Interaction in dual species biofilms between Staphylococcus xylosus and Staphylococcus aureus.
Leroy Sabine,Lebert Isabelle,Andant Carine,Talon Régine
International journal of food microbiology
Staphylococcus xylosus, a coagulase-negative Staphylococcus, is frequently isolated from food products of animal origin and used as a starter culture in these products in which it contributes to their flavour, while Staphylococcus aureus, a coagulase-positive bacterium, causes foodborne intoxication and is implicated in a broad diversity of infections in medical sector, notably in nosocomial infections.
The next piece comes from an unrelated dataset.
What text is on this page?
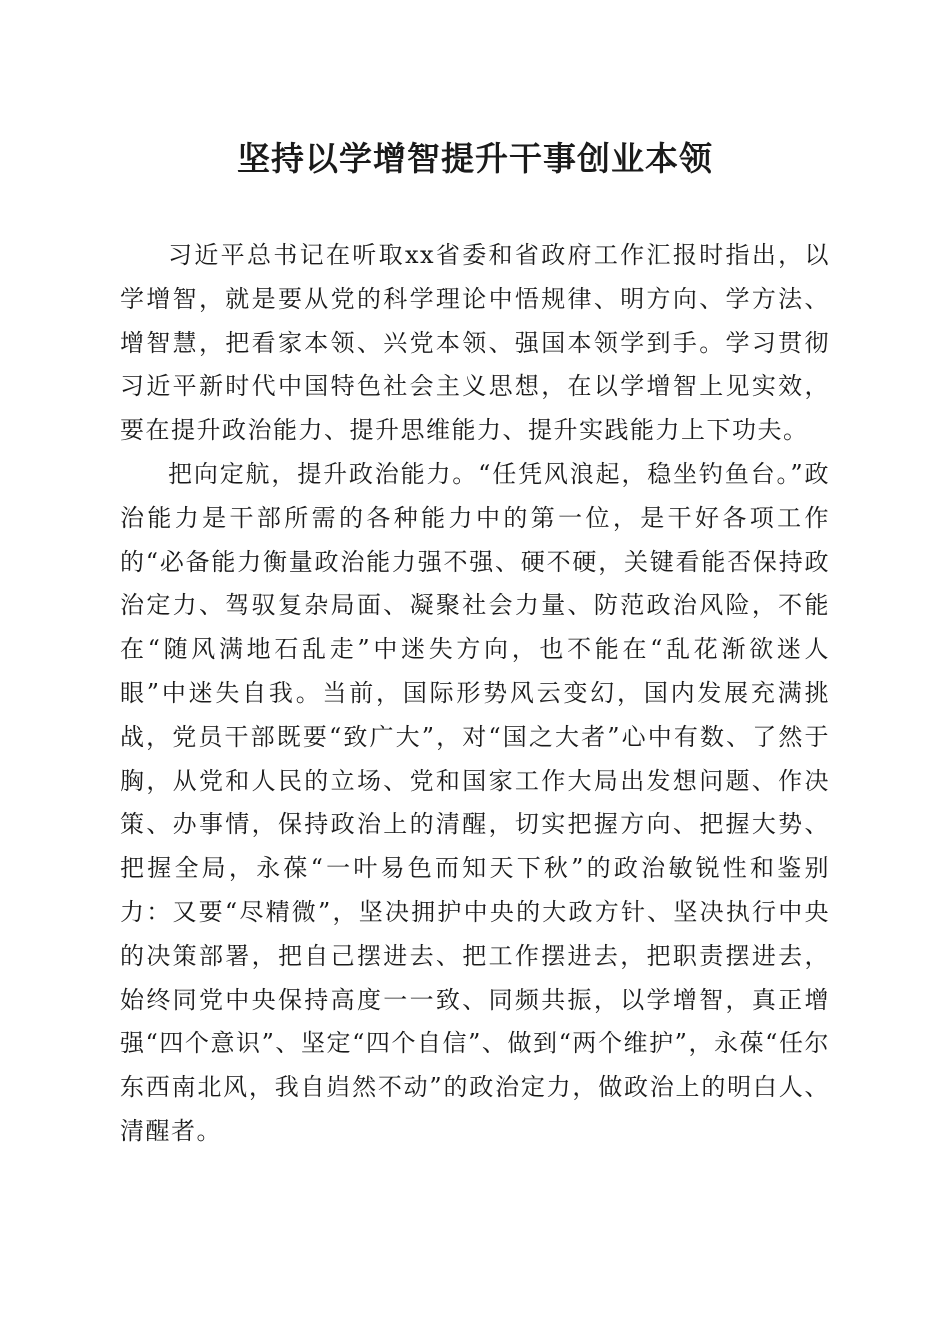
坚持以学增智提升干事创业本领

习近平总书记在听取xx省委和省政府工作汇报时指出，以学增智，就是要从党的科学理论中悟规律、明方向、学方法、增智慧，把看家本领、兴党本领、强国本领学到手。学习贯彻习近平新时代中国特色社会主义思想，在以学增智上见实效，要在提升政治能力、提升思维能力、提升实践能力上下功夫。

把向定航，提升政治能力。“任凭风浪起，稳坐钓鱼台。”政治能力是干部所需的各种能力中的第一位，是干好各项工作的“必备能力衡量政治能力强不强、硬不硬，关键看能否保持政治定力、驾驭复杂局面、凝聚社会力量、防范政治风险，不能在“随风满地石乱走”中迷失方向，也不能在“乱花渐欲迷人眼”中迷失自我。当前，国际形势风云变幻，国内发展充满挑战，党员干部既要“致广大”，对“国之大者”心中有数、了然于胸，从党和人民的立场、党和国家工作大局出发想问题、作决策、办事情，保持政治上的清醒，切实把握方向、把握大势、把握全局，永葆“一叶易色而知天下秋”的政治敏锐性和鉴别力：又要“尽精微”，坚决拥护中央的大政方针、坚决执行中央的决策部署，把自己摆进去、把工作摆进去，把职责摆进去，始终同党中央保持高度一一致、同频共振，以学增智，真正增强“四个意识”、坚定“四个自信”、做到“两个维护”，永葆“任尔东西南北风，我自岿然不动”的政治定力，做政治上的明白人、清醒者。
S. xylosus and S. aureus are both capable of forming a biofilm and share the same ecological niches, thus we explored their interaction in biofilms with a view to limiting the risks associated with S. aureus. Cell-free supernatants of different strains of S. xylosus were able to inhibit the biofilm formation of S. aureus. The S. xylosus C2a strain released into the supernatant a molecule of molecular weight above 30 kDa that is resistant to proteolytic enzymes and inhibits the formation of S. aureus MW2 biofilm, though the mechanism involved has yet to be elucidated. Furthermore, S. xylosus C2a modified the architecture of S. aureus MW2 in co-culture biofilm. Confocal laser scanning microscopy revealed that S. aureus formed a biofilm with a flat and compact structure while in co-culture with S. xylosus the two species formed large juxtaposed aggregates throughout the period of incubation. This architecture made the S. aureus biofilm more susceptible to detachment.